Examine their website. Is it specific about services, service areas, and credentials? Do they have individual pages for each service rather than one generic "Services" page? Specificity helps AI connect them to specific queries.

Look at their directory presence. Search for them on Google Business Profile, Yelp, BBB, and industry-specific directories. Is their information consistent everywhere? Inconsistencies make AI less confident in recommending a business.

Check for structured data. Use Google's Rich Results Test on their website. If they have LocalBusiness, Service, or FAQ schema markup, that's a strong signal to AI platforms.

How to Close the Gap

Understanding your competitors' AI presence is only valuable if you act on it. Here's where to focus:

  • Improve specificity. If a competitor gets recommended for "emergency plumber in North Austin" and you don't, make sure your website and listings explicitly mention emergency services and North Austin. AI can't recommend you for things it doesn't know about.
  • Build authority signals.

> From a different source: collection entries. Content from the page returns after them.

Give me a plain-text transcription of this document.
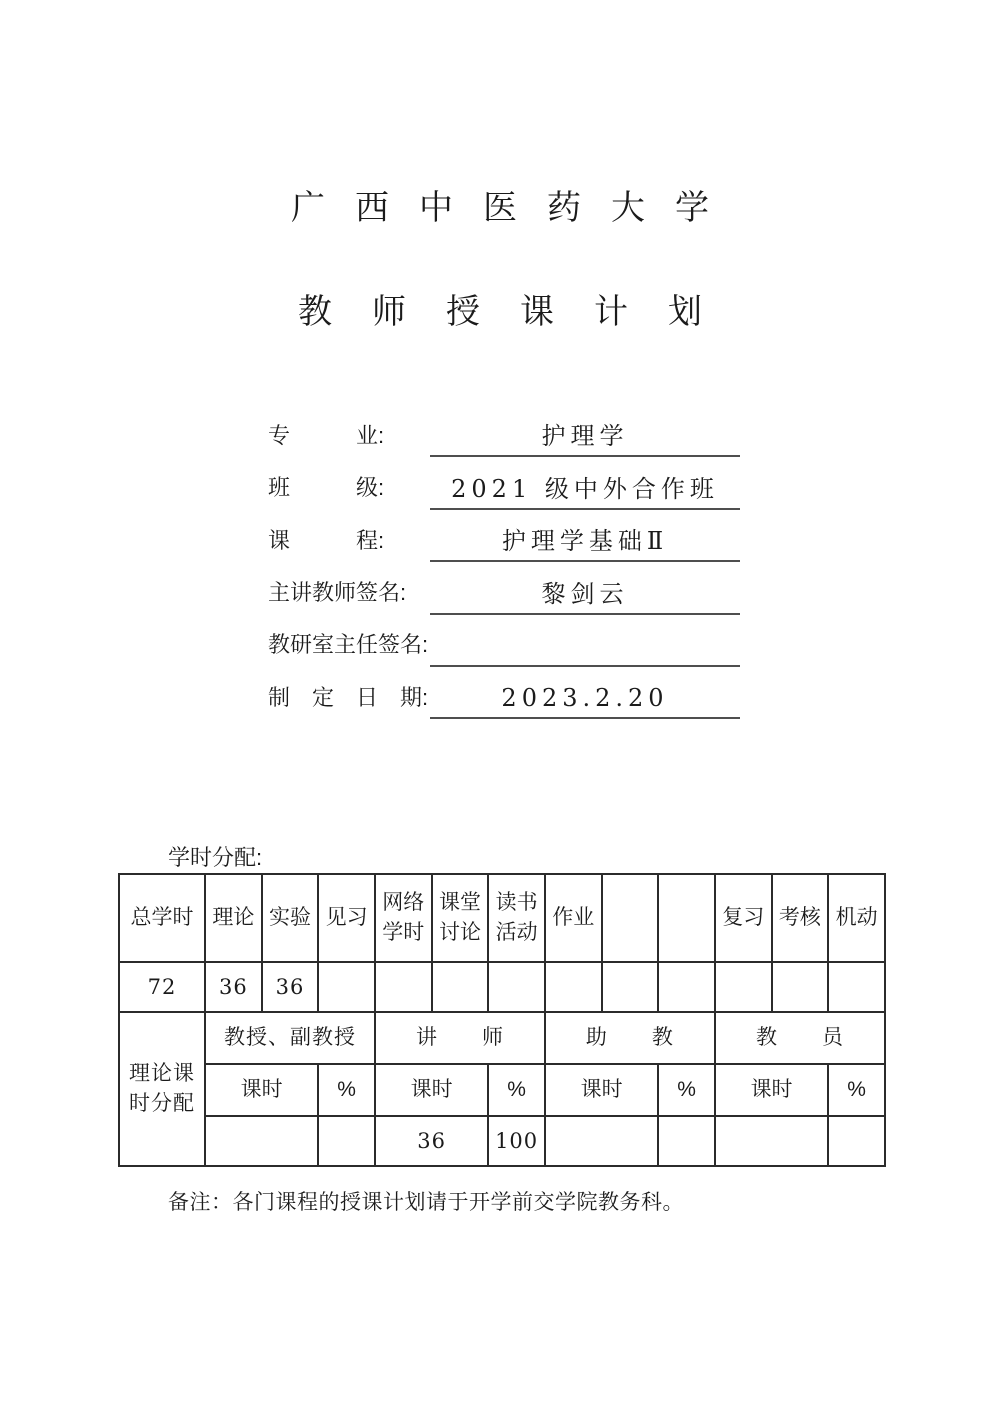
广西中医药大学
教师授课计划
专　　　业:	护理学
班　　　级:	2021 级中外合作班
课　　　程:	护理学基础Ⅱ
主讲教师签名:	黎剑云
教研室主任签名:
制　定　日　期:	2023.2.20
学时分配:
总学时	理论	实验	见习	网络学时	课堂讨论	读书活动	作业			复习	考核	机动
72	36	36										
理论课时分配	教授、副教授			讲　　师			助　　教			教　　员		
	课时		%	课时		%	课时		%	课时		%
				36		100						
备注：各门课程的授课计划请于开学前交学院教务科。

Actively request reviews from customers, especially ones that mention specific services. Encourage detail over generic praise.
  • Ensure consistency. Audit your business name, address, phone number, and service descriptions across every directory. Mismatches erode AI confidence.
  • Fill content gaps. If competitors have pages answering common customer questions and you don't, create them. Be specific, be helpful, and be thorough.
  • Monitor regularly. AI recommendations shift as platforms update their models and ingest new data. What's true today may not be true next month. Make competitive monitoring a recurring habit, not a one-time project.

Automating the Process

Manual audits work, but they're time-consuming and hard to repeat consistently. If competitive monitoring matters to your business, automation makes it sustainable.

Claryfy tracks your AI visibility alongside your competitors across multiple platforms and shows side-by-side comparisons — so you can see exactly where you stand and where the gaps are, without running queries by hand every week.

The Bottom Line

AI assistants are already recommending businesses in your space. The question is whether they're recommending yours. Competitive monitoring in AI search isn't about obsessing over rivals — it's about understanding what "winning" looks like so you can get there yourself. Start with a manual audit, identify the patterns, and work systematically to close the gaps. The businesses that figure this out early will have an advantage that compounds over time.